De son côté, Mohamed Sylla, footballeur de profession, regrette le fait que les jeunes n’aient jamais été une préoccupation du député. « Vers chez nous là même, ici à Dixinn Mosquée, Aboubacar Soumah est peu connu pour ne pas dire qu’il n’est pas connu. Mais, nous avons entendu son nom. Moi, je suis un sportif, mais ce que moi je peux vous dire, Aboubacar Soumah n’a rien fait. Nous n’avons même pas de caniveaux ici. Quand il pleut, Dixinn sent mauvais. Nous n’avons pas de routes ici. On n’a pas d’eau ici. Moi je ne connais rien de bon d’Aboubacar Soumah. Il a failli à ses responsabilités. Un seul citoyen sur cent te dira qu’Aboubacar Soumah a fait du positif. Que ce soit pour la jeunesse, pour l’éducation, le plan culturel. C’est nous même qui réparons le courant. Selon moi, il n’a rien fait ici jusqu’à présent. Jusqu’à présent, moi je n’ai jamais vu Aboubacar Soumah. Dans le quartier si on l’invite à venir participer à nos tournois de football, il ne vient pas. Nous invitons des chefs de quartiers, les grandes personnalités, mais lui, il ne vient pas nous voir. C’est décourageant. »

Sékou Kaba

Pour sa part, Sékou Kaba, fonctionnaire de son état, a le même avis que ses prédécesseurs. Selon lui, « depuis la mort de feu Lansana Conté, jusqu’à nos jours, sur le plan éducationnel, sur le plan sanitaire, je ne vois aucun impact positif sur la commune de Dixinn. Pour moi, c’est négatif. Dans la mesure où il y a les saletés partout. Pour les jeunes aussi, rien n’est coordonné. Il est passé complètement à côté de l’attente des populations. Aboubacar Soumah n’est pas aimé, après ce qu’il vient de montrer sur la scène politique nationale. On ne peut gérer deux partis à la fois. Il a échoué, pour être sincère. Je prie Dieu que la mentalité de nos responsables change ! Nous sommes en manque de civisme. Les députés et les maires doivent veiller à la protection des citoyens. Mais, ils ne font pas leur travail. Il y a trop de désordre.

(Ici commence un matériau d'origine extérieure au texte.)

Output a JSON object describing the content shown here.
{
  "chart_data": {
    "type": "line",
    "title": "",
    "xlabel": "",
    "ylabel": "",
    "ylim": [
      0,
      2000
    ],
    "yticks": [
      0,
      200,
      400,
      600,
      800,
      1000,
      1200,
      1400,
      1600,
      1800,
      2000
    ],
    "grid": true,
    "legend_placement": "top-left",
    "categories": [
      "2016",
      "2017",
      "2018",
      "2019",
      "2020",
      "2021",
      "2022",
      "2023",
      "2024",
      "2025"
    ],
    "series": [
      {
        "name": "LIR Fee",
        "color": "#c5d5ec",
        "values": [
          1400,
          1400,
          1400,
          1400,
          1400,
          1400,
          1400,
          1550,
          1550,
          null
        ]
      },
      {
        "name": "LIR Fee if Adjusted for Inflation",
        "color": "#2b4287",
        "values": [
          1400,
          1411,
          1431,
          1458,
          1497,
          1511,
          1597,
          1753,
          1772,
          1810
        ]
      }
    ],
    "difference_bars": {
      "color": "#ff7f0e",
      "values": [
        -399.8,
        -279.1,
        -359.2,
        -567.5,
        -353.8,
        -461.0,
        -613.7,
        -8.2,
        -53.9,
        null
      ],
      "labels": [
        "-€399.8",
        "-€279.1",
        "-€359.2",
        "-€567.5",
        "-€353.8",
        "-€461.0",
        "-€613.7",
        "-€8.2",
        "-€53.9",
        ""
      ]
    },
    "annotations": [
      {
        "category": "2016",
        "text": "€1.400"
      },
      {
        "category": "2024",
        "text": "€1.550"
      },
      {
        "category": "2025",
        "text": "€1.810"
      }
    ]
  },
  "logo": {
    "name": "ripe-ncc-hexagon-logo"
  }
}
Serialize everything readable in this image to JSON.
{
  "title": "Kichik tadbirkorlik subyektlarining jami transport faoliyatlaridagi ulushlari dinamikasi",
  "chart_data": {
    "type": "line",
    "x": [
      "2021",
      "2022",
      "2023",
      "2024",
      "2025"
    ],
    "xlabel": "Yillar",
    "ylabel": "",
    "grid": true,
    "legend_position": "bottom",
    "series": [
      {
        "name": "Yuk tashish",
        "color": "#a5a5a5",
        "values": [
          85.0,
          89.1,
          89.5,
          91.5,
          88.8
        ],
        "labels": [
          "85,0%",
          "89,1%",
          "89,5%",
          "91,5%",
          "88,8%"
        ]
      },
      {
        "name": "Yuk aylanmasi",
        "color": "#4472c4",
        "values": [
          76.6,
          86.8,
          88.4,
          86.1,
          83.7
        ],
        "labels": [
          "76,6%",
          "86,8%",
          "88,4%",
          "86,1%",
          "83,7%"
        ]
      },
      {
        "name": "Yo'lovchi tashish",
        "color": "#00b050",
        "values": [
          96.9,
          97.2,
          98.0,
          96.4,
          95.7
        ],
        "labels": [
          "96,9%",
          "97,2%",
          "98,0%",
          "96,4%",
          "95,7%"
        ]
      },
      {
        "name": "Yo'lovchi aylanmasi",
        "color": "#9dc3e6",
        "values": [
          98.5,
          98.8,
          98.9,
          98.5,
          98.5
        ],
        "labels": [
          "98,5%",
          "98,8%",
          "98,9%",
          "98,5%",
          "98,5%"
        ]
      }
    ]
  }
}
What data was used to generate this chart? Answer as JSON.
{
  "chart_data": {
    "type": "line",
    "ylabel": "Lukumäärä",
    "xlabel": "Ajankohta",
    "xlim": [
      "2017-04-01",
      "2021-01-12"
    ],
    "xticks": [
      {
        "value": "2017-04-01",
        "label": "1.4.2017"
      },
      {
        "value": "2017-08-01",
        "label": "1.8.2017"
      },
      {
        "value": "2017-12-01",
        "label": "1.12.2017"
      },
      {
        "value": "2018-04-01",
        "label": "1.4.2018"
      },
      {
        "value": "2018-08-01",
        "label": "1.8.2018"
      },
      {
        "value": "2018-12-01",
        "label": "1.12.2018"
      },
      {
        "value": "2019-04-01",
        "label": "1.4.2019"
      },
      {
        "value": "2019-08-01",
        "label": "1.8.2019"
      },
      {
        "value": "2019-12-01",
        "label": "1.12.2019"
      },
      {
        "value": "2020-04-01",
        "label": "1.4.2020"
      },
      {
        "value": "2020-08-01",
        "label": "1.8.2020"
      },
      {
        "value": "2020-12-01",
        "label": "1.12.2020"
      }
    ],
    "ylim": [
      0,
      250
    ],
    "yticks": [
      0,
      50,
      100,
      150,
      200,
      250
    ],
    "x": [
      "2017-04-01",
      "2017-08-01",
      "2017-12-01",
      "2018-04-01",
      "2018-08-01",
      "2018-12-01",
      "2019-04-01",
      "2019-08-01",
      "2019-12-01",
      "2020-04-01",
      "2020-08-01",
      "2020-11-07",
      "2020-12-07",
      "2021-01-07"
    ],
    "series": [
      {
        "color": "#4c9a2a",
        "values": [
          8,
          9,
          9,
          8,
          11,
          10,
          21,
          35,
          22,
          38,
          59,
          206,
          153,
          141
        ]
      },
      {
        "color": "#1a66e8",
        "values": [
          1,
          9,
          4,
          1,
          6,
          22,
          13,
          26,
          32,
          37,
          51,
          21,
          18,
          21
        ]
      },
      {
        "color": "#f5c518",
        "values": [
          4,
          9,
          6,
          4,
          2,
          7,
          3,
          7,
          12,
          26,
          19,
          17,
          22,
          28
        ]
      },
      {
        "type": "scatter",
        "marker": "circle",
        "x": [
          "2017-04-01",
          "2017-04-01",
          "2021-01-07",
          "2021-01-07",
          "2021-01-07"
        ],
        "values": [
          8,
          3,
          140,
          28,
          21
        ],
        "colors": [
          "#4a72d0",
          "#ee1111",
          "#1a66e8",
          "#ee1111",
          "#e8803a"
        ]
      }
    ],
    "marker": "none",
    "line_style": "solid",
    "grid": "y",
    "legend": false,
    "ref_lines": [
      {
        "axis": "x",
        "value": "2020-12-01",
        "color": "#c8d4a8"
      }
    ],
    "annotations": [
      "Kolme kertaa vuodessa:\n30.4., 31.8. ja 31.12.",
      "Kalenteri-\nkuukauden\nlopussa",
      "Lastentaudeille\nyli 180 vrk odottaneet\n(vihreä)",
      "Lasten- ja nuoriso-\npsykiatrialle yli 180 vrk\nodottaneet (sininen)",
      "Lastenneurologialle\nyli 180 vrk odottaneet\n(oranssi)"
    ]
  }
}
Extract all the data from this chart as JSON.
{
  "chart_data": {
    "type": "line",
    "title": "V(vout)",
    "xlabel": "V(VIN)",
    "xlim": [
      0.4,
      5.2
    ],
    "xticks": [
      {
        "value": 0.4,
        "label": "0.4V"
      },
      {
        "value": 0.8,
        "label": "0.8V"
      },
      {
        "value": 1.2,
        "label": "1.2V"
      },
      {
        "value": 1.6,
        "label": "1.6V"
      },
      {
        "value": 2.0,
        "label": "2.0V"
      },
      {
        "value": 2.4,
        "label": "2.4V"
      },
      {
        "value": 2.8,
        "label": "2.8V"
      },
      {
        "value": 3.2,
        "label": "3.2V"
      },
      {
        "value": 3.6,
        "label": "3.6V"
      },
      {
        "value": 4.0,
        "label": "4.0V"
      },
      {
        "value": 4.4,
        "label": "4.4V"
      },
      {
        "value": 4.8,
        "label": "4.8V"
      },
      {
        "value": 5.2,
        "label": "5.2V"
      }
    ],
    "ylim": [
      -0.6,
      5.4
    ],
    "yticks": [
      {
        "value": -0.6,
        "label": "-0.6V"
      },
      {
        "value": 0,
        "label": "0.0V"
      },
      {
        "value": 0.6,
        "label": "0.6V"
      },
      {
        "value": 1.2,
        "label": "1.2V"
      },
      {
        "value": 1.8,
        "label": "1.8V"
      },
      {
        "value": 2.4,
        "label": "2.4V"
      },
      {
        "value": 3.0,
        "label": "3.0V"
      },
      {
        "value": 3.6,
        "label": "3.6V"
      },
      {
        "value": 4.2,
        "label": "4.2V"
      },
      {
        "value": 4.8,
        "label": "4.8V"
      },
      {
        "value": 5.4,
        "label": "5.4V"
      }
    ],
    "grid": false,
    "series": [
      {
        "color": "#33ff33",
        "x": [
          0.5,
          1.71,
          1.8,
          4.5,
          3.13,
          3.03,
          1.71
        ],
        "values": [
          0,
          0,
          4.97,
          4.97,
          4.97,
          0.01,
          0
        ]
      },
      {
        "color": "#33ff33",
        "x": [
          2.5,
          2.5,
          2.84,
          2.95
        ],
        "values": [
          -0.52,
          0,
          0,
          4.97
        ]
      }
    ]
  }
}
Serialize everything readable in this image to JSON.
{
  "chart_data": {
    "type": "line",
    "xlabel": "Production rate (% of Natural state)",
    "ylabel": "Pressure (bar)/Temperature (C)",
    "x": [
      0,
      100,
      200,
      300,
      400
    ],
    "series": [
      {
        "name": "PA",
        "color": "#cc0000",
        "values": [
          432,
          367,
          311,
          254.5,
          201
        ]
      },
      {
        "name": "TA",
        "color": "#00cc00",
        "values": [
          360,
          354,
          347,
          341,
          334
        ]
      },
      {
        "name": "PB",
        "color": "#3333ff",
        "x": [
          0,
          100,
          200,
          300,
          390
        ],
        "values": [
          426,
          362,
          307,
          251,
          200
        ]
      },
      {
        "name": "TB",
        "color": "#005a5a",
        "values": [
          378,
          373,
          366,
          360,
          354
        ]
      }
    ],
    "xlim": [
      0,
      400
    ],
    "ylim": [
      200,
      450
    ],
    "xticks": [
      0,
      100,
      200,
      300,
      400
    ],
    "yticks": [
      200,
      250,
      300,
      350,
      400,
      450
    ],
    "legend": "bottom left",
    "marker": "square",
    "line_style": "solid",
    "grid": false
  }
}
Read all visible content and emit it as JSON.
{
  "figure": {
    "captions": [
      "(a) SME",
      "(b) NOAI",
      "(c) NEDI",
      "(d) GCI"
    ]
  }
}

Mon vœu aujourd’hui, c’est que je veux que la commune de Dixinn soit un modèle. Mais, en ce qui concerne le bilan du député Aboubacar Soumah, il n’a rien fait. Il n’est plus le temps de parler, de faire des beaux discours sur la politique, il faut se mettre à travailler… ».

Mamadou Oury Bah

Enfin, le doyen Mamadou Oury Bah, tailleur de profession à Dixinn, estime que le député est passé à côté de son sujet. « Aboubacar Soumah, je l’ai connu depuis qu’il était maire adjoint à la commune de Dixinn ici, ça fait un peu longtemps. Depuis qu’il a été élu député, il est complètement passé à côté. Il n’a joué que de la politique pour essayer de gagner la mairie de Dixinn. Il n’a pas fait la tâche qu’on lui avait confiée. On avait beaucoup confiance en lui. On espérait qu’il allait vraiment jouer le rôle d’un député. Et cette fois-ci, ce n’est pas le rôle d’un député qu’il a joué, mais plutôt le rôle de la politique. Entre RPG et UFDG, c’est son intérêt personnel. Si ça ne tenait qu’à moi, il ne devrait plus être élu député de Dixinn. On ne l’a pas du tout vu dans tous les autres domaines développement de la commune. On l’a élu par exemple pour l’assainissement, on ne l’a pas vu, et même pour la réconciliation entre les gens, on ne l’a pas vu. Il n’a fait que de la politique. C’est ça la vérité. Depuis le temps de feu Lansana Conté, il était maire adjoint, il devrait mieux connaitre cette commune que tous ».